Diff Longest Common Sub String

"The diff sniffing out texts every move"

A resonably fast diff algoritm using longest common substrings that can also detect text that has moved.

Usage

First require it.

$ irb

require 'rubygems' require 'difflcs'

Then it can be used on any set of arrays, in this example 123456789 and 120678934, of which the first '12' overlaps, '0' is new, '34' has moved to the end, and '6789' overlaps too, but moved 2 positions to the left.

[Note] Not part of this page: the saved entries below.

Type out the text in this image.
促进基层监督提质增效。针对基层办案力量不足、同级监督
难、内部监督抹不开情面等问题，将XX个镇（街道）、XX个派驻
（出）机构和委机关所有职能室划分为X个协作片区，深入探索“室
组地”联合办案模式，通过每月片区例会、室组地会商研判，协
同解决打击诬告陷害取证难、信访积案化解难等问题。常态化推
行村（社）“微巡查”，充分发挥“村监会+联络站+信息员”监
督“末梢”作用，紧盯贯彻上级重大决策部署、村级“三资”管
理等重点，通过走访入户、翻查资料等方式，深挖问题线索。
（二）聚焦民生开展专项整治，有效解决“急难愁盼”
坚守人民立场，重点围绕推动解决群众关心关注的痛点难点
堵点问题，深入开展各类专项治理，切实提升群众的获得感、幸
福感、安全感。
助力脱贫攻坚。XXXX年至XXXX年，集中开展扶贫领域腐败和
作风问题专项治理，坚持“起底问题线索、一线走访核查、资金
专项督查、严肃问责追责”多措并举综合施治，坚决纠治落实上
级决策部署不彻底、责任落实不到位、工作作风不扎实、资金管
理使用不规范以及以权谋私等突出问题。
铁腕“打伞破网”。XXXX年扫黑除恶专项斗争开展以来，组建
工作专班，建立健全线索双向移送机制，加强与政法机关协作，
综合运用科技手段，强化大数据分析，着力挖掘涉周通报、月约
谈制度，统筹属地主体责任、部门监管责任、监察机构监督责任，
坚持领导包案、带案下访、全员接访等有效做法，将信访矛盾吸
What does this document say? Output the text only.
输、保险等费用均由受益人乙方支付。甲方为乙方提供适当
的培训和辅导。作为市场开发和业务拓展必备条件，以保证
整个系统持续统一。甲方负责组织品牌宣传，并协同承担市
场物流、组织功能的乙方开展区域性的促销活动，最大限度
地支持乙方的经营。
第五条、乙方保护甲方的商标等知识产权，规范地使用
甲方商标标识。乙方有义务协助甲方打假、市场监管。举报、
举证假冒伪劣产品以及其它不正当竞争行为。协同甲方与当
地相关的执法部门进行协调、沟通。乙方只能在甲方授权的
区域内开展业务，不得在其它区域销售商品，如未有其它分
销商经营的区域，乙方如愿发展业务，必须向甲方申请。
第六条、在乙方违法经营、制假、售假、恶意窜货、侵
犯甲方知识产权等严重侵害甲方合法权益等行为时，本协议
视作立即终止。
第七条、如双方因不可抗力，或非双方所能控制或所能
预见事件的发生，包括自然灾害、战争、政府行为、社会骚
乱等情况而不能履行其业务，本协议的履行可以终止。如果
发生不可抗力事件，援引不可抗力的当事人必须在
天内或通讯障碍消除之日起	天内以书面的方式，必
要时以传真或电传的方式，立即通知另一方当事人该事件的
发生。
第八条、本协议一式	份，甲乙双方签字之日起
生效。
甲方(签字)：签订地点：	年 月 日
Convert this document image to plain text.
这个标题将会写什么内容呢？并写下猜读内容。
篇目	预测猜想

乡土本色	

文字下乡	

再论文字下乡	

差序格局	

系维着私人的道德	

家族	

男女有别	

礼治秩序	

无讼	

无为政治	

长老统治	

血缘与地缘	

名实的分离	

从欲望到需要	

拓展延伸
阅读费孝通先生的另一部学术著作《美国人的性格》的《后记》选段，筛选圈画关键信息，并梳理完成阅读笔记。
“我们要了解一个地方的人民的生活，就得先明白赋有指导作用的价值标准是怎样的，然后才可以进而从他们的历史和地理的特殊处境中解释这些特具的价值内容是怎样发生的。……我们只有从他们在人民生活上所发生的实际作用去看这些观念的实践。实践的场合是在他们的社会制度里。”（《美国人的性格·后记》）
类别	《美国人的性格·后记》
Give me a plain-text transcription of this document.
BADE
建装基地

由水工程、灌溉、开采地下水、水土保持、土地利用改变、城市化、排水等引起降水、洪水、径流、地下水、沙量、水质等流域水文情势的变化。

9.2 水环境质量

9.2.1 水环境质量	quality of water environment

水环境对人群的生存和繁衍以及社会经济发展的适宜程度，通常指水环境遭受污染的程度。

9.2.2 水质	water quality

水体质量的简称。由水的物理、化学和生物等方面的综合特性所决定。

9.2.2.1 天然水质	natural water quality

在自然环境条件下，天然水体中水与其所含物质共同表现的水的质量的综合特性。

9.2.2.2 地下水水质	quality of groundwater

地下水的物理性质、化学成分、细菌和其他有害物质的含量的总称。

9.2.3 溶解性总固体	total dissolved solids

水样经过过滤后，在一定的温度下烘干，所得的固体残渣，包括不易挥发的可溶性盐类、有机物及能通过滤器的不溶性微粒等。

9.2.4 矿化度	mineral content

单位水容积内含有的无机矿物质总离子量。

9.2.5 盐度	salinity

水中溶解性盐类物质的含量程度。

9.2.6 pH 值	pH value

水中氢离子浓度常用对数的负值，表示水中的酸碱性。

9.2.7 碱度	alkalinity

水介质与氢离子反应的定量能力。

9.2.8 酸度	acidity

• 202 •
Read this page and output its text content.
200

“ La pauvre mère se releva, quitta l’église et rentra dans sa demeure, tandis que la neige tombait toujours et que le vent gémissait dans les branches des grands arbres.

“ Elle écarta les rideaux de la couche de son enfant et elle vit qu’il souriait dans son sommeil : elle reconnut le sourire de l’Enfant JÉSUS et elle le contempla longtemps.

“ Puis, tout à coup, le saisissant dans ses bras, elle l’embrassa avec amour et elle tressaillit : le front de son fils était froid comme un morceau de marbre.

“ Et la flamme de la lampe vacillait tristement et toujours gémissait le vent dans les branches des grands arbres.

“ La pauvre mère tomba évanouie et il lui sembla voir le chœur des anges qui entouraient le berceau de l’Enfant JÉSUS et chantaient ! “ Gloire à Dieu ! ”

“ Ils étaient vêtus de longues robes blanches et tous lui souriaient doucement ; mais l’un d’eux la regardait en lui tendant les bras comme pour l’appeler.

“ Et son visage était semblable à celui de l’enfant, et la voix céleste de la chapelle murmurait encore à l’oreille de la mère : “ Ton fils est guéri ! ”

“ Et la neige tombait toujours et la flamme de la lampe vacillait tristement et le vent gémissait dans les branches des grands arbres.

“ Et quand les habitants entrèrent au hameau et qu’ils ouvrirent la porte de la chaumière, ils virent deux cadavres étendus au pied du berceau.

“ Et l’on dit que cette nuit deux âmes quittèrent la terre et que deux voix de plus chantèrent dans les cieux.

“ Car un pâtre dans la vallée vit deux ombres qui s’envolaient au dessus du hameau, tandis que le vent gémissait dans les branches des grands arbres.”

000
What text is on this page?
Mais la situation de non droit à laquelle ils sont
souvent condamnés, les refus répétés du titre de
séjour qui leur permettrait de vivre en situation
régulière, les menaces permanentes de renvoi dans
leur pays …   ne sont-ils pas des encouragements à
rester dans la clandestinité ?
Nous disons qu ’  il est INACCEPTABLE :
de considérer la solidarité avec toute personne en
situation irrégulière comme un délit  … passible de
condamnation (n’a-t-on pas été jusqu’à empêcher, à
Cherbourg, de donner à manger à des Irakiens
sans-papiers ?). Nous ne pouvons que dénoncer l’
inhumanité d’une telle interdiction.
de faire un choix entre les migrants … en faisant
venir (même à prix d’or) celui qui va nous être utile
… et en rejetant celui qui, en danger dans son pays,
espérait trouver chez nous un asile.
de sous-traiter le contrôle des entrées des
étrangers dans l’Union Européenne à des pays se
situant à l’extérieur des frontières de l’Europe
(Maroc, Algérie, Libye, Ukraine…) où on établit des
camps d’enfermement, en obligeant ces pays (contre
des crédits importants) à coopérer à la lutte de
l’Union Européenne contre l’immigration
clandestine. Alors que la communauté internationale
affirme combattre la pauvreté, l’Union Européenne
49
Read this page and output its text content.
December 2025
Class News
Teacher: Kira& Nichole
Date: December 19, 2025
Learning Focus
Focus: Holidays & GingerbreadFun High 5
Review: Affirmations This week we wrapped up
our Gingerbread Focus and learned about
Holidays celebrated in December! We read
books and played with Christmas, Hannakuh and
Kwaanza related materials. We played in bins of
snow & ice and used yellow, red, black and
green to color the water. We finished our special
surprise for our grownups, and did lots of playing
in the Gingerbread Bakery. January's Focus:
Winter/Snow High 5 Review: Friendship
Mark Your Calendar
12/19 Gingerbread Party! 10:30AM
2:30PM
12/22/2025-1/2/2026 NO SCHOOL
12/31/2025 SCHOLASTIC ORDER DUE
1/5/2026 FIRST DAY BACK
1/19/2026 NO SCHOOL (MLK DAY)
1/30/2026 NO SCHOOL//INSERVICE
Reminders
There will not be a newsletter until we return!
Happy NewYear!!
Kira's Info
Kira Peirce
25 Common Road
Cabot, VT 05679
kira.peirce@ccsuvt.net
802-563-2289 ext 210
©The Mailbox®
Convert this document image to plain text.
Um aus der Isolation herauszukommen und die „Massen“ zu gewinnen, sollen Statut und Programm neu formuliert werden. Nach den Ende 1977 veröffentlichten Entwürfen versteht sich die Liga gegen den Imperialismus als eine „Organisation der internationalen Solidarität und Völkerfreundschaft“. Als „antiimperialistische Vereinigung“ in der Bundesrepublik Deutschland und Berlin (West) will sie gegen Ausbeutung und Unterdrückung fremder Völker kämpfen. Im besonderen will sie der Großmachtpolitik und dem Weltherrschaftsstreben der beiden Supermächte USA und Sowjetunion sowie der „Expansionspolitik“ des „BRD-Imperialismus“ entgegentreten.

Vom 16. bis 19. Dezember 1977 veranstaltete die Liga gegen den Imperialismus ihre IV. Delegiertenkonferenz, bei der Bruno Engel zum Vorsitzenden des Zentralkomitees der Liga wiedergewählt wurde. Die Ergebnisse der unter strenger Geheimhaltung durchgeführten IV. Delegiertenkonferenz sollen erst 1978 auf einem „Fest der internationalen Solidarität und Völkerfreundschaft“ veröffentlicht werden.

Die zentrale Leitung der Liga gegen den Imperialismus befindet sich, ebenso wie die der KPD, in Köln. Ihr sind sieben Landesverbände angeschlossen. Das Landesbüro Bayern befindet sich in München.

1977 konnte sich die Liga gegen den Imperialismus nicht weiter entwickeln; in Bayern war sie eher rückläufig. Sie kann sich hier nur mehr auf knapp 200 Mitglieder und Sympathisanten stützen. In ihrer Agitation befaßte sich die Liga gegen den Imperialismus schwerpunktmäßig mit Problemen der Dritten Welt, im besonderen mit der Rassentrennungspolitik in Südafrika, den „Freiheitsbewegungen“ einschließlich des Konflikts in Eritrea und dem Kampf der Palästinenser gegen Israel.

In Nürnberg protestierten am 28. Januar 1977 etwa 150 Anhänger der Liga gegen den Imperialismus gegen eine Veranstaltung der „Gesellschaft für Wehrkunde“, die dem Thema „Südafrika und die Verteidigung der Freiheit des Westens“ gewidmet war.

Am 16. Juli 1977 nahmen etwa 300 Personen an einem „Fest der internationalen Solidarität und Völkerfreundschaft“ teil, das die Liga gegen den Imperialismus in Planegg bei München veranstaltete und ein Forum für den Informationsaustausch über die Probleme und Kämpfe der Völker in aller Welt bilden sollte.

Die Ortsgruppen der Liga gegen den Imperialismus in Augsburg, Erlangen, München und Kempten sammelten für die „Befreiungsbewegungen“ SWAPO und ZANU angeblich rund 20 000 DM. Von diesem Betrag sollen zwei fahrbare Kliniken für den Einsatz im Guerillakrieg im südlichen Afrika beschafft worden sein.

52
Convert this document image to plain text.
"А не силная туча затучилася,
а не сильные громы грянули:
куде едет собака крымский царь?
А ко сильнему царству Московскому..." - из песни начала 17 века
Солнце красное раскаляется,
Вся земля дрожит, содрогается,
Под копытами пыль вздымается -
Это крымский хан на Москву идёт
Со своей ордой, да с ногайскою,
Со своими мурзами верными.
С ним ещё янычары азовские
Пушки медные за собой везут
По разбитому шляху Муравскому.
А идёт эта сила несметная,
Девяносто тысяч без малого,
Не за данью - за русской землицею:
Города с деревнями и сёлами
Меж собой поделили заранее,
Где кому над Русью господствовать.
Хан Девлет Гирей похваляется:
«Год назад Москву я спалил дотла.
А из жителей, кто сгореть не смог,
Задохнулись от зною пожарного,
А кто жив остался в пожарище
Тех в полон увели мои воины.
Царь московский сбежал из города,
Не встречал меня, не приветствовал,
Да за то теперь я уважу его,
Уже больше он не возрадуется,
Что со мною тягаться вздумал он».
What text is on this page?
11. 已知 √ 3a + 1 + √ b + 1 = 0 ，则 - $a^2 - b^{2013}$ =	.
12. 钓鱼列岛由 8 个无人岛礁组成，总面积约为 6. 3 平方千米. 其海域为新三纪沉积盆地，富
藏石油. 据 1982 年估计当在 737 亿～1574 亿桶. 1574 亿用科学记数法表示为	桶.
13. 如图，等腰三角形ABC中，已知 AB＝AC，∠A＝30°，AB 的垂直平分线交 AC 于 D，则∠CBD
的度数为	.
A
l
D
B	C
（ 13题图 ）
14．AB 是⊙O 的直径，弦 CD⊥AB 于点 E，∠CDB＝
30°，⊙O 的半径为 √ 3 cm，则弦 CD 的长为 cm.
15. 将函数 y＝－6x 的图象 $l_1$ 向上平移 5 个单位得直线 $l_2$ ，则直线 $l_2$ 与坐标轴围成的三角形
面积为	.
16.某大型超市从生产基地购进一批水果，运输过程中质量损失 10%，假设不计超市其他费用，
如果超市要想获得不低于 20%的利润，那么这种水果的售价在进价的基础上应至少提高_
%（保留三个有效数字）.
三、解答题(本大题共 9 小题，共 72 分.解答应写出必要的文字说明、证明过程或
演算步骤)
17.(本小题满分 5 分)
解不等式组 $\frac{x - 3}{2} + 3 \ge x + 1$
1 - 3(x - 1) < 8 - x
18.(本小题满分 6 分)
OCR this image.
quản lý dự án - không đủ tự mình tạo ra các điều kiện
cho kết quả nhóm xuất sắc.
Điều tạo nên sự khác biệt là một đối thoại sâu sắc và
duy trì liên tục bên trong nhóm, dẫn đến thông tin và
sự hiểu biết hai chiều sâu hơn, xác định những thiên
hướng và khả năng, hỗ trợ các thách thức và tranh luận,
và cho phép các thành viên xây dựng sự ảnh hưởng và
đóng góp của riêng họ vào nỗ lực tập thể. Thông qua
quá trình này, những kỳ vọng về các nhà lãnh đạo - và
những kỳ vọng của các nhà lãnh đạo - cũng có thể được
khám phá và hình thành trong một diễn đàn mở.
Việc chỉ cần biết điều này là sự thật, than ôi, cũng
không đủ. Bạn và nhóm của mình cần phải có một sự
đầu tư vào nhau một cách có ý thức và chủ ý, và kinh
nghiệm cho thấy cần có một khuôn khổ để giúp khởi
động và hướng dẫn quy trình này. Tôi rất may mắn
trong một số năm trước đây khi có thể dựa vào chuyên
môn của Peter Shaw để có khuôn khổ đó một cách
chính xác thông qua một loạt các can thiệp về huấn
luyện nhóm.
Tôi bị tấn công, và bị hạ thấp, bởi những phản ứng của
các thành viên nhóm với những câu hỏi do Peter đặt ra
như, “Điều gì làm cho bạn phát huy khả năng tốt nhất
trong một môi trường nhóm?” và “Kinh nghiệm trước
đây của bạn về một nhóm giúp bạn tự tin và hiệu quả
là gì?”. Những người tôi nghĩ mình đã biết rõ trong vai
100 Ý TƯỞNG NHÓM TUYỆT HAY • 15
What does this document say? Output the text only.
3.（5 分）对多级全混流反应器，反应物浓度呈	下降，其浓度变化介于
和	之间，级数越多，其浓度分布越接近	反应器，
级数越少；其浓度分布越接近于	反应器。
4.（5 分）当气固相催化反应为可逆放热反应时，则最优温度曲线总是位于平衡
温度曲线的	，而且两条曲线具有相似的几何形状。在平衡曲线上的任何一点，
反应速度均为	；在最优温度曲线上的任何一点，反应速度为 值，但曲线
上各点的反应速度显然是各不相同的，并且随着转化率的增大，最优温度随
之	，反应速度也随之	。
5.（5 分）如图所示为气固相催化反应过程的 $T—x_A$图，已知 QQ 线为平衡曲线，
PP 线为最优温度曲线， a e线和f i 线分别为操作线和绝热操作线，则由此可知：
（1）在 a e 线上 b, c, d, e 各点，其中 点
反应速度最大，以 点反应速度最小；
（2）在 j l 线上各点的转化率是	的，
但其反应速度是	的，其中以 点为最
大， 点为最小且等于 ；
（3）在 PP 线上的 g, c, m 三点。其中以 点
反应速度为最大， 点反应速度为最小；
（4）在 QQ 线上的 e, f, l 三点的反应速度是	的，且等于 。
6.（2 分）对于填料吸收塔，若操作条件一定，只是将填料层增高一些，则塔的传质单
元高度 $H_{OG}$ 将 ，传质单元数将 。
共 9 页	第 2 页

NOTE: They are arrays, not strings.

DiffLCS.diff('123456789'.split(''), '120678934'.split('')) => { :matched_old=>[0...2, 5...9, 2...4], :matched_new=>[0...2, 3...7, 7...9] }

As you see it can sniff out text that has moved too.

A minimum overlap size can be provided for speed purposes, and to prevent too many matches;

DiffLCS.diff('123456789'.split(''), '120678934'.split(''), :minimum_lcs_size => 3) => { :matched_old => PositionRange::List.from_s('5,9'), :matched_new => PositionRange::List.from_s('3,7') }

Diff can be called directly on strings too, if 'diff_l_c_s/string' is required.

require 'diff_l_c_s/string' '123'.diff('321') => { :matched_old=>[2...3, 1...2, 0...1], :matched_new=>[0...1, 1...2, 2...3] }

Installation

Add this line to your application's Gemfile:

gem 'difflcs'

And then execute:

$ bundle

Or install it yourself as:

$ gem install difflcs

Feel free to report issues and to ask questions. For the latest news on DiffLCS:

Contributing

If you wish to contribute, please create a pull-request and remember to update the corresponding unit test(s).

  1. Fork it
  2. Create your feature branch (git checkout -b my-new-feature)
  3. Commit your changes (git commit -am 'Added some feature')
  4. Push to the branch (git push origin my-new-feature)
  5. Create new Pull Request